By how much is my smart watch overestimating my distance?

If you happens to run and own a smart watch with GPS tracking, you might have noticed that depending on the quality of the GPS, the track registered by the smart watch does not exactly match the real track you followed.

In my case, I noticed that my (poor quality) watch does tend to oscillate around the trajectory I really followed. In particular, when I run alongside a road, it tends to report that I switched side repeatedly, as if I followed a sinusoidal track, like so:

After noticing that, I started to doubt the distance reported by my watch. By how much my watch has been overestimating my performance all these years?

Stating the problem

Looking at the GPS tracking of my watch, I can easily measure the length of the wave (noted $l$ below) and the amplitude (noted $\Delta$ below).

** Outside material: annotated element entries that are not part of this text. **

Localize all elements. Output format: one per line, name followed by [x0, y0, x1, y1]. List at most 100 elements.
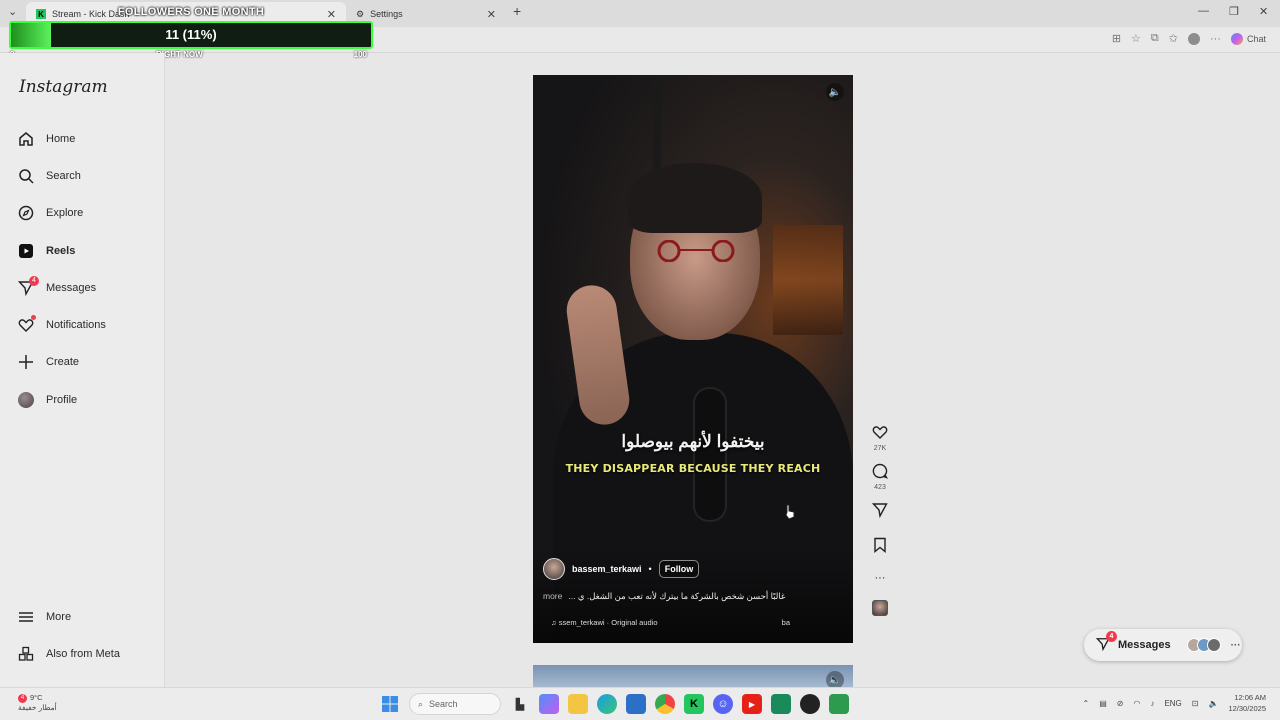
discord-icon[interactable]: ☺ — [713, 694, 733, 714]
app-icon[interactable] — [771, 694, 791, 714]
volume-icon[interactable]: 🔈 — [1208, 699, 1218, 708]
close-tab-icon[interactable]: ✕ — [487, 8, 496, 21]
sidebar-item-explore[interactable]: Explore — [0, 195, 165, 232]
sidebar-item-home[interactable]: Home — [0, 120, 165, 157]
favorite-star-icon[interactable]: ☆ — [1131, 32, 1141, 45]
instagram-logo[interactable]: Instagram — [19, 77, 108, 97]
tab-title: Settings — [370, 9, 403, 19]
sidebar-item-label: Explore — [46, 207, 84, 220]
share-icon — [868, 502, 892, 522]
music-note-icon: ♫ — [551, 618, 557, 627]
new-tab-button[interactable]: + — [513, 3, 521, 19]
followers-progress-value: 11 (11%) — [165, 27, 217, 42]
sidebar-item-also-from-meta[interactable]: Also from Meta — [0, 635, 165, 672]
copilot-icon — [1230, 32, 1243, 45]
comment-icon — [868, 463, 892, 483]
separator-dot: • — [648, 564, 652, 574]
speaker-hair — [628, 163, 762, 233]
more-menu-icon[interactable]: ··· — [1210, 33, 1221, 45]
windows-start-icon[interactable] — [380, 694, 400, 714]
app-install-icon[interactable]: ⊞ — [1112, 32, 1121, 45]
sidebar-item-label: More — [46, 610, 72, 623]
close-window-icon[interactable]: ✕ — [1259, 5, 1268, 18]
microphone — [693, 387, 727, 522]
taskbar-search[interactable]: ⌕ Search — [409, 693, 501, 715]
speaker-mute-icon[interactable]: 🔈 — [826, 83, 844, 101]
share-action[interactable] — [868, 502, 892, 522]
sidebar-item-label: Notifications — [46, 319, 106, 332]
chrome-icon[interactable] — [655, 694, 675, 714]
comment-action[interactable]: 423 — [868, 463, 892, 491]
edge-icon[interactable] — [597, 694, 617, 714]
sidebar-item-label: Also from Meta — [46, 647, 120, 660]
messages-label: Messages — [1118, 639, 1171, 651]
clock[interactable]: 12:06 AM 12/30/2025 — [1228, 692, 1266, 714]
app-icon[interactable] — [829, 694, 849, 714]
follow-button[interactable]: Follow — [658, 560, 700, 578]
more-options-action[interactable]: ··· — [868, 570, 892, 586]
youtube-icon[interactable]: ▶ — [742, 694, 762, 714]
messages-pill[interactable]: 4 Messages ··· — [1084, 629, 1242, 661]
sidebar-item-label: Reels — [46, 244, 76, 257]
sidebar-item-label: Profile — [46, 393, 78, 406]
meta-apps-icon — [18, 646, 34, 662]
favorites-icon[interactable]: ✩ — [1169, 32, 1178, 45]
author-avatar[interactable] — [543, 558, 565, 580]
weather-text: أمطار خفيفة — [18, 703, 57, 712]
author-name[interactable]: bassem_terkawi — [572, 564, 642, 574]
sidebar-item-profile[interactable]: Profile — [0, 381, 165, 418]
sidebar-item-more[interactable]: More — [0, 598, 165, 635]
sidebar-item-messages[interactable]: 4 Messages — [0, 269, 165, 306]
next-reel-preview[interactable]: 🔈 — [533, 665, 853, 687]
like-action[interactable]: 27K — [868, 424, 892, 452]
kick-icon[interactable]: K — [684, 694, 704, 714]
extensions-icon[interactable]: ⧉ — [1151, 32, 1159, 45]
followers-goal-widget: FOLLOWERS ONE MONTH 11 (11%) 0 RIGHT NOW… — [9, 4, 373, 59]
chevron-up-icon[interactable]: ⌃ — [1082, 699, 1089, 708]
plus-icon — [18, 354, 34, 370]
reel-video[interactable]: 🔈 بيختفوا لأنهم بيوصلوا THEY DISAPPEAR B… — [533, 75, 853, 643]
reels-icon — [18, 243, 34, 259]
sidebar-item-label: Messages — [46, 281, 97, 294]
minimize-icon[interactable]: — — [1198, 5, 1209, 17]
copilot-chat-button[interactable]: Chat — [1230, 32, 1266, 45]
home-icon — [18, 131, 34, 147]
obs-icon[interactable] — [800, 694, 820, 714]
wifi-icon[interactable]: ◠ — [1133, 699, 1140, 708]
windows-taskbar: 4 9°C أمطار خفيفة ⌕ Search ▙ K ☺ ▶ ⌃ ▤ ⊘… — [0, 687, 1280, 720]
sidebar-item-notifications[interactable]: Notifications — [0, 306, 165, 343]
sidebar-item-create[interactable]: Create — [0, 344, 165, 381]
more-options-icon: ··· — [874, 572, 886, 584]
system-tray: ⌃ ▤ ⊘ ◠ ♪ ENG ⊡ 🔈 12:06 AM 12/30/2025 — [1082, 692, 1266, 714]
weather-widget[interactable]: 4 9°C أمطار خفيفة — [18, 693, 57, 713]
file-explorer-icon[interactable] — [568, 694, 588, 714]
language-indicator[interactable]: ENG — [1164, 699, 1181, 708]
audio-thumbnail[interactable] — [868, 600, 892, 616]
messages-badge: 4 — [29, 275, 39, 286]
caption-more-link[interactable]: more — [543, 591, 562, 602]
store-icon[interactable] — [626, 694, 646, 714]
speaker-mute-icon[interactable]: 🔈 — [826, 671, 844, 687]
copilot-icon[interactable] — [539, 694, 559, 714]
tray-app-icon[interactable]: ⊘ — [1117, 699, 1124, 708]
tray-app-icon[interactable]: ▤ — [1099, 699, 1107, 708]
sidebar-item-label: Create — [46, 356, 80, 369]
sidebar-item-search[interactable]: Search — [0, 157, 165, 194]
save-action[interactable] — [868, 537, 892, 557]
microphone-icon[interactable]: ♪ — [1150, 699, 1154, 708]
avatar — [1206, 638, 1221, 652]
restore-icon[interactable]: ❐ — [1229, 5, 1239, 18]
reel-author: bassem_terkawi • Follow — [543, 558, 700, 580]
clock-time: 12:06 AM — [1234, 693, 1266, 702]
file-explorer-dark-icon[interactable]: ▙ — [510, 694, 530, 714]
network-icon[interactable]: ⊡ — [1192, 699, 1199, 708]
reel-audio[interactable]: ♫ ssem_terkawi · Original audio — [551, 618, 658, 627]
audio-label: ssem_terkawi · Original audio — [558, 618, 658, 627]
taskbar-apps: ⌕ Search ▙ K ☺ ▶ — [380, 693, 849, 715]
profile-icon[interactable] — [1187, 32, 1200, 45]
menu-icon — [18, 609, 34, 625]
sidebar-item-reels[interactable]: Reels — [0, 232, 165, 269]
caption-text: غالبًا أحسن شخص بالشركة ما بيترك لأنه تع… — [568, 591, 786, 601]
reel-actions: 27K 423 ··· — [868, 424, 892, 616]
sidebar-item-label: Home — [46, 132, 76, 145]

Based on these values, how much additional distance is reported by my watch? And consequently, how should I correct for reported distance and speed to find my actual performance?

The stupid way

Let’s approximate the pattern of oscillation by a sinusoidal function. We can note that in the case of a sinus with wave length $2l$, the same pattern of length $0.5 l$ is repeated 4 times:

And so we can zoom on that part and apply some basic math to see how much additional distance $dy$ is reported for a small increment $dx$:

Since we assumed that the GPS tracking produce a sinus of amplitude $\Delta$ and wave length $2l$, we have:

$\displaystyle y(x) = \Delta sin \big(\frac{\pi}{l} x \big)$

And therefore the small increment is:

$\displaystyle \frac{dy}{dx} = \Delta \frac{\pi}{l} cos (\frac{\pi}{l} x \big)$

To find out how much additional distance is overestimated over the segment of length $0.5 l$, we integrate this small displacement:

$\displaystyle T = \int_0^{0.5 l} \Delta \frac{\pi}{l} cos (\frac{\pi}{l} x \big) dx = \Big[ \Delta sin \big(\frac{\pi}{l} x \big) \Big]_0^{0.5 l}$

$\displaystyle T = \Delta sin \big(\frac{\pi}{l} \frac{l}{2} \big) = \Delta sin \frac{\pi}{2} = \Delta$

And so for a real distance $l$, the smart watch will report me $l + 2 \Delta$ leads to an overestimation ratio equal to:

$\displaystyle r = \frac{l + 2 \Delta}{l} = 1 + 2 \frac{\Delta}{l}$

And I simply need to divide the reported distance (and speed!) by this ratio to get a corrected estimate of my real performance.

Oh wait… what did I just do?

Did you feel that we complicated our work for nothing above? Does the derivative followed by an integral sound just stupid? It’s because it is.

As it turns out, we can derive the same result in a much simpler way. Since we now that on this portion of the curve $y(x)$ is continuous and monotonous, we know that the additional distance is $\Delta$:

There is simply no other way: $y$ has to go through $\Delta$ distance. We therefore find that for every $0.5 l$ actual distance, the watch adds $\Delta$ to it, leading to the same result as before:

$\displaystyle r = \frac{0.5 l + \Delta}{0.5 l} = 1 + 2 \frac{\Delta}{l}$

The interesting thing to notice is that this does not depend on the actual shape of the curve: as long as the segment considered is such that $y(x)$ is monotonous and continuous, we get the same result.

Practical case

In my case, I noticed that the wave length was approximately 100 meters to 200 meters depending on the segments, with the amplitude being of the width of the road, so let’s say approximatively 5 meters.

And so we have $l = 50$ (or $l = 100$ for the 200 meters case) and $\Delta = 5$, leading to:

$\displaystyle r_{high} = 1 + 2 \frac{\Delta}{l} = 1 + 2 \frac{5}{50} = 1.2$

$\displaystyle r_{low} = 1 + 2 \frac{\Delta}{l} = 1 + 2 \frac{5}{100} = 1.1$

On those segments where my watch does this weird behavior, it report 10% to 20% more distance than what I really do!